- Country: United Kingdom
- Genre: Science fiction

Publication
- Published in: Phil May's Annual
- Media type: Print
- Publication date: December 1895

= The Argonauts of the Air =

"The Argonauts of the Air" is a short story by H. G. Wells, first published in 1895 in Phil May's Annual. It was included in the collection of Wells short stories The Plattner Story and Others, published by Methuen & Co. in 1897.

Written several years before the first flight of the Wright brothers, it describes the painstaking development of a flying machine, in the face of public amusement, and its unsuccessful trial flight over London.

Wells lived at one time in Worcester Park, where the machine is launched; he studied at the Royal College of Science, where it crashes.

==Story summary==
For several years, Monson has used his wealth on a project to build a flying machine. The apparatus for launching it, "a massive alley of interlacing iron and timber", has become a notable landmark for people passing through Worcester Park in south-west London, and sometimes they see a machine rush along the rails of the apparatus, as the latest version of the flying machine is tested.
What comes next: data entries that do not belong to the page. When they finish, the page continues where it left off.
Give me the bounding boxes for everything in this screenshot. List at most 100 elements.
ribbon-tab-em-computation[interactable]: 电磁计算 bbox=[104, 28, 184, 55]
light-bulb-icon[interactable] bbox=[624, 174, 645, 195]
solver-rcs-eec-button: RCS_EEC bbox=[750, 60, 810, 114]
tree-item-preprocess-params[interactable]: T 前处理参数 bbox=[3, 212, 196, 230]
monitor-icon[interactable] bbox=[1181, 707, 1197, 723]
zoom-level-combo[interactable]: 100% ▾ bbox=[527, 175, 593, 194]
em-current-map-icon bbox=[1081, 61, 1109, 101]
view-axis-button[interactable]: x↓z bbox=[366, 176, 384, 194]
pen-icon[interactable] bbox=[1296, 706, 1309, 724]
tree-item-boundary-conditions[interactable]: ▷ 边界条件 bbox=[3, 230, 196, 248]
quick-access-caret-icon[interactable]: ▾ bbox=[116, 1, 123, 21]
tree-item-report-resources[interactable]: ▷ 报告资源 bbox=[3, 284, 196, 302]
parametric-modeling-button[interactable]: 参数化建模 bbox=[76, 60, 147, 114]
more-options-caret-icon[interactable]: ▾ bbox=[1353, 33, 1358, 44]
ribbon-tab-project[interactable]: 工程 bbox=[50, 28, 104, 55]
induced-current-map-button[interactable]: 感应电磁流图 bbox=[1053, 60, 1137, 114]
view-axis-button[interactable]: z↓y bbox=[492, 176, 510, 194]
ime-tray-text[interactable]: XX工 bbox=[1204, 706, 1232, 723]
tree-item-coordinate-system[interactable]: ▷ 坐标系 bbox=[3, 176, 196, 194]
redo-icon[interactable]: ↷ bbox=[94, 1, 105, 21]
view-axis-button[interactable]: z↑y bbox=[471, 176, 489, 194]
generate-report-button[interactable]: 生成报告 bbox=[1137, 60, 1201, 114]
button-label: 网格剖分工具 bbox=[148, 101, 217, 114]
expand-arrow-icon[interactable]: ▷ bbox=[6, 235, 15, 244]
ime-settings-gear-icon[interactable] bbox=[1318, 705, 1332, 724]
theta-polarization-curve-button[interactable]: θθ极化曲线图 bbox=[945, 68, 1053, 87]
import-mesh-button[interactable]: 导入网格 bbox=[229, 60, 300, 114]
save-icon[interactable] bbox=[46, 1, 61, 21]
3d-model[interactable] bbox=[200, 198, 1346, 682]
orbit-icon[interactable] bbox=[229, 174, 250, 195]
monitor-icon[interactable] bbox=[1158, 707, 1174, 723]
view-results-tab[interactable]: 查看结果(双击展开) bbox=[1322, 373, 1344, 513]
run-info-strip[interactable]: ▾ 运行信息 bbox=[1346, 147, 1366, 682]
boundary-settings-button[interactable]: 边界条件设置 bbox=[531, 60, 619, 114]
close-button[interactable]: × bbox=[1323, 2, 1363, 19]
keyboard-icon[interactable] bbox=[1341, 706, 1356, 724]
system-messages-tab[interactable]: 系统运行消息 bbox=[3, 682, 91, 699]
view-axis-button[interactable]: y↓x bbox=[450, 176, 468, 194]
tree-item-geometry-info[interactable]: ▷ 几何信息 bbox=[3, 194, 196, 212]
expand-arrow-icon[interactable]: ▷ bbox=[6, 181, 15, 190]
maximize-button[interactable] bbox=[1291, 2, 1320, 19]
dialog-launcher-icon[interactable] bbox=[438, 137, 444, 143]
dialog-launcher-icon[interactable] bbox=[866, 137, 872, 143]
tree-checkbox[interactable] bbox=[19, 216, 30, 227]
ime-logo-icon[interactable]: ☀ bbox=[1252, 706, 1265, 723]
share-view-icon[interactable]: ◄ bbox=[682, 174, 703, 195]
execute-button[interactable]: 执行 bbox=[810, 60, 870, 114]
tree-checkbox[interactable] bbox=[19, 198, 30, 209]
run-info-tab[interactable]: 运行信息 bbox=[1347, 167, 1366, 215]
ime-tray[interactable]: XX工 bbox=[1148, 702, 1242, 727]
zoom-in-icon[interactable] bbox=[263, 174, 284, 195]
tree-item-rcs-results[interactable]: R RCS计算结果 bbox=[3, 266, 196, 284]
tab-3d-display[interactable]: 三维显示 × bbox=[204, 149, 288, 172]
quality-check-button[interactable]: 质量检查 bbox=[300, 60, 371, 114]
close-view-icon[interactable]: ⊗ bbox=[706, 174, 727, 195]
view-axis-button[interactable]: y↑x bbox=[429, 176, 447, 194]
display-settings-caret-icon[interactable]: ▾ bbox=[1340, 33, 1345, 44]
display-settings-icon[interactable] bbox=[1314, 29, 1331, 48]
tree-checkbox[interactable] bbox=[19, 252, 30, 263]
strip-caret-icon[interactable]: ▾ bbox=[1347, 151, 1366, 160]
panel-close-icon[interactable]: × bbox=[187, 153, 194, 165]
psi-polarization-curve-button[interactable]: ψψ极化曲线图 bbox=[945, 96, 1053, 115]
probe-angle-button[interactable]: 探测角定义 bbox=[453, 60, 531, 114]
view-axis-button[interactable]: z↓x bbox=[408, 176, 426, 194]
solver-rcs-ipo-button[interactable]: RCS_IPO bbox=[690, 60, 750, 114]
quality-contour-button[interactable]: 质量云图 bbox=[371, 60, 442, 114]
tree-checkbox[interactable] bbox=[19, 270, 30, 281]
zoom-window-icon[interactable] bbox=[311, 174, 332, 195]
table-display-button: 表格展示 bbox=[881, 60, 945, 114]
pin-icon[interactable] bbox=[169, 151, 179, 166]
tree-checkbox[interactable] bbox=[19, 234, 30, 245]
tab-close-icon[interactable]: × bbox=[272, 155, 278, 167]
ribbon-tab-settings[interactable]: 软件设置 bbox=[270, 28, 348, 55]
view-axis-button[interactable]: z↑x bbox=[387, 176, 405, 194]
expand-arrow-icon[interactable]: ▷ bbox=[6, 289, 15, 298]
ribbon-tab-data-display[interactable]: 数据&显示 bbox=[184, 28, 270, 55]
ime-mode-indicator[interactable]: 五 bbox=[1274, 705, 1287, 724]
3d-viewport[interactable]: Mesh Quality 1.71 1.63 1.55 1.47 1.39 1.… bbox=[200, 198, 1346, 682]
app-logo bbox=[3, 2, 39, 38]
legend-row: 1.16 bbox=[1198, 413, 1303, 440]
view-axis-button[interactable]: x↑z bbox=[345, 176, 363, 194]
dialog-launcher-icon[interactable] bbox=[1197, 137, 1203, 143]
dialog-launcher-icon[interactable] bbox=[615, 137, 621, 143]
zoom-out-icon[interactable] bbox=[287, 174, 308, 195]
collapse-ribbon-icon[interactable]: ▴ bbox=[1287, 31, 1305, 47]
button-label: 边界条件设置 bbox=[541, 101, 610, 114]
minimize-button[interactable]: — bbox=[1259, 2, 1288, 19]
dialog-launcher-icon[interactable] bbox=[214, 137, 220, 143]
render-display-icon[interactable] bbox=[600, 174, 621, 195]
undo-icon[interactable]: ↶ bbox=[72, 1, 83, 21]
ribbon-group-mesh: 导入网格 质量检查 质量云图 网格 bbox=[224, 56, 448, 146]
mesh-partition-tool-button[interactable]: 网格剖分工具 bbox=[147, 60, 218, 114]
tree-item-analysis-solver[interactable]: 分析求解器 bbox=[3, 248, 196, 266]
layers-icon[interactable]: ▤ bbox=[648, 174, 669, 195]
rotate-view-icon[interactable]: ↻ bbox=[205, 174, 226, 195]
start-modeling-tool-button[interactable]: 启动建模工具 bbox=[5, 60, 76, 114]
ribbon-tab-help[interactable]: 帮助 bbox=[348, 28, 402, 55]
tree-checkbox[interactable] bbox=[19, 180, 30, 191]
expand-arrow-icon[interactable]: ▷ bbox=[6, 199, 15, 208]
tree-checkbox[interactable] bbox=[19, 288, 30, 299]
Monson's money is running out, and he is impatient with the time taken to put the latest modifications into effect. He is annoyed with the attitude of the public, who regard with amusement and indifference what is actually a painstaking and well-researched project, based on the work of Hiram Maxim and Otto Lilienthal. In particular he is annoyed by the remarks of a pretty young lady:

'How are you getting on with your flying-machine?' she asked. ('I wonder if I shall ever meet anyone with the sense not to ask that,' thought Monson.) 'It will be very dangerous at first, will it not?' ('Thinks I'm afraid.').... 'You must let me know when your flying-machine is finished, Mr. Monson, and then I will consider the advisability of taking a ticket.' ('One would think I was still playing inventions in the nursery.')

Monson and his engineer Woodhouse agree to try a flight. They know they will not be able to manage their flight instinctively, as a bird would do. Wimbledon, Primrose Hill and Kensington Gardens are some of the places which they fly over, all the while having difficulty controlling the machine. Eventually their luck runs out and they crash near the Royal College of Science.

So ends Monson's project. All that remains is the rusting ironwork at Worcester Park, and the inspiration for others to attempt creating flying machines.